First time I noticed Dave "Gruber" Allen was as the third part of the improv comedy troupe, the Higgins Boys & Gruber. The threesome hosted a weekday timeslot back in the days when Comedy Central was just a Channel. In their bloc of Com Channel time, the boys would sit around a kitchen set, introducing episodes of "Clutch Cargo" and "Supercar" and engaging in the occasional sketch.
In one of the more memorable bits, Grube anticipated his nekkid trucker character by attempting to revive the '70s fad of streaking. It did not, thankfully, take, though the sound of skinny-ass Gruber singing the chorus to Ray Stevens' "The Streak" remains lodged within my memory.
I followed Grube to Freaks and Geeks, where the longhaired string-bean had a memorable role as a Grateful Dead-luvin' h.s. teacher (turned Linda Cardellini's former mathlete onto the joys of American Beauty, if I recall), then periodically noticed him in small roles on sundry teevee shows (another teacher on Malcolm in the Middle, a guy beneath the desk on Conan, etc.).

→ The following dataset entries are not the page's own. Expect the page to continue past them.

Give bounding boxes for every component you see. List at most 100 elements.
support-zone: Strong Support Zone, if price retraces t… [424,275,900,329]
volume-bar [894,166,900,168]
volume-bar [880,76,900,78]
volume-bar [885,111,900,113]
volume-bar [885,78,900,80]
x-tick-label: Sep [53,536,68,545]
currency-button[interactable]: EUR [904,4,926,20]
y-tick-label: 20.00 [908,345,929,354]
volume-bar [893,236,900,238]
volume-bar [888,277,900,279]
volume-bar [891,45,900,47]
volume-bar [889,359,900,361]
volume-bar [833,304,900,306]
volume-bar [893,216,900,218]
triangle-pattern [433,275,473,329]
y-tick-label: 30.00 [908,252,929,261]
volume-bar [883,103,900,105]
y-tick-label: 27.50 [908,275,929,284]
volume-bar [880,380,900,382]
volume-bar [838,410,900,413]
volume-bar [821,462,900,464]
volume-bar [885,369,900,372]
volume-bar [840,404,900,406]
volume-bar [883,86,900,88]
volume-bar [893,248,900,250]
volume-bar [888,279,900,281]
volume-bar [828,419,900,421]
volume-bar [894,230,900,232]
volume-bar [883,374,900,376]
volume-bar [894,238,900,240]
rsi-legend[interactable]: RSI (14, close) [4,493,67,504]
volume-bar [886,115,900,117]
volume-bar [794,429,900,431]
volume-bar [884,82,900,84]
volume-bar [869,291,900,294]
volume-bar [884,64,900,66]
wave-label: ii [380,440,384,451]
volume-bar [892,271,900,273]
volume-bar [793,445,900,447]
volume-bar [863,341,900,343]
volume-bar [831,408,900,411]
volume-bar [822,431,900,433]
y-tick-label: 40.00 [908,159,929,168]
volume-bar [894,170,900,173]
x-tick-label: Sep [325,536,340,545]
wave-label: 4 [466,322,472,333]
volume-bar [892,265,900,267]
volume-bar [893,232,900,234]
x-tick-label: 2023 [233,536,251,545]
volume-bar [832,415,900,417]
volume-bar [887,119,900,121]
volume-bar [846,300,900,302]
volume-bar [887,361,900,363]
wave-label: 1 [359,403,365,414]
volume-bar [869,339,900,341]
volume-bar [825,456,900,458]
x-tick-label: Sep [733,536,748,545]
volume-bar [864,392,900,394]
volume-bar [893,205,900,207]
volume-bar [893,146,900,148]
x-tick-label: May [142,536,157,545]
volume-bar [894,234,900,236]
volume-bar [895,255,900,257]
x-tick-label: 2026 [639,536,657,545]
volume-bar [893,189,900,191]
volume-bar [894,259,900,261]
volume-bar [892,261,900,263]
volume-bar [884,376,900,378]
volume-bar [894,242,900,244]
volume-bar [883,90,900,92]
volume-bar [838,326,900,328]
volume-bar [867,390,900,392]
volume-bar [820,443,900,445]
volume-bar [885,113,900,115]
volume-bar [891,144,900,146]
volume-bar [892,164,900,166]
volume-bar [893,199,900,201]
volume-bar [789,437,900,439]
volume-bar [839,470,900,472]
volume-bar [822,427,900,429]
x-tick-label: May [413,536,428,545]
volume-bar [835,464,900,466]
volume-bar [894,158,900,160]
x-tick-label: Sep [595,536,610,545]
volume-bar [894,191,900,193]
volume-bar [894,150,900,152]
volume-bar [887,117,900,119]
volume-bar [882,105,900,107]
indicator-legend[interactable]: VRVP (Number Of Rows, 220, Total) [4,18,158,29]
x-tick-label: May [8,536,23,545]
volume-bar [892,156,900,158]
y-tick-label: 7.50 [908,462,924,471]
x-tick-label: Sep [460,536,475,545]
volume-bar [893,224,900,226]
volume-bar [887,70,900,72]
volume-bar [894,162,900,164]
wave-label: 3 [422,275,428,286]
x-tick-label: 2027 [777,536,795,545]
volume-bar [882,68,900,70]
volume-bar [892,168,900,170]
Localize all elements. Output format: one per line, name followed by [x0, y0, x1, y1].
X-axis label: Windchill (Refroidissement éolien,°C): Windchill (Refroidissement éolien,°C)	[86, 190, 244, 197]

But The Naked Trucker & T-Bones Show is his first decent billing in way too long. Allen has a wry way of delivering even the dopiest lines that can be plenty amusing – and even though he spends his time with a guitar, trucker's hat, white socks and work boots as his only apparel, turns out that he's the voice of reason on this Comedy Central series. Partner Gerald "T-Bones" Tibbons (David Koechner, another busy supporting character comic) is the loony 'un.
On the basis of its premiere, the duo's new show is a slapped-together blend of staged and filmed antics – kinda like the old Jack Benny program in structure, though much more deliberately outlandish. In the debut, for instance, we're told how T-Bones attempts to sell a song that Trucker's written: the two show up unannounced at the home of a big-time record producer, and T-Bones breaks into the absent record mogul's house, leaving his unclothed bud to stand out in front where his naked-ass-self naturally attracts the attention of the neighbors. When the cops appear and find T-Bones using the producer's bathtub, he initially resists their order to step out of the tub. "I feel threatened," Koechner explains in his good-ol'-boy slur, "so, of course, I have an erection!"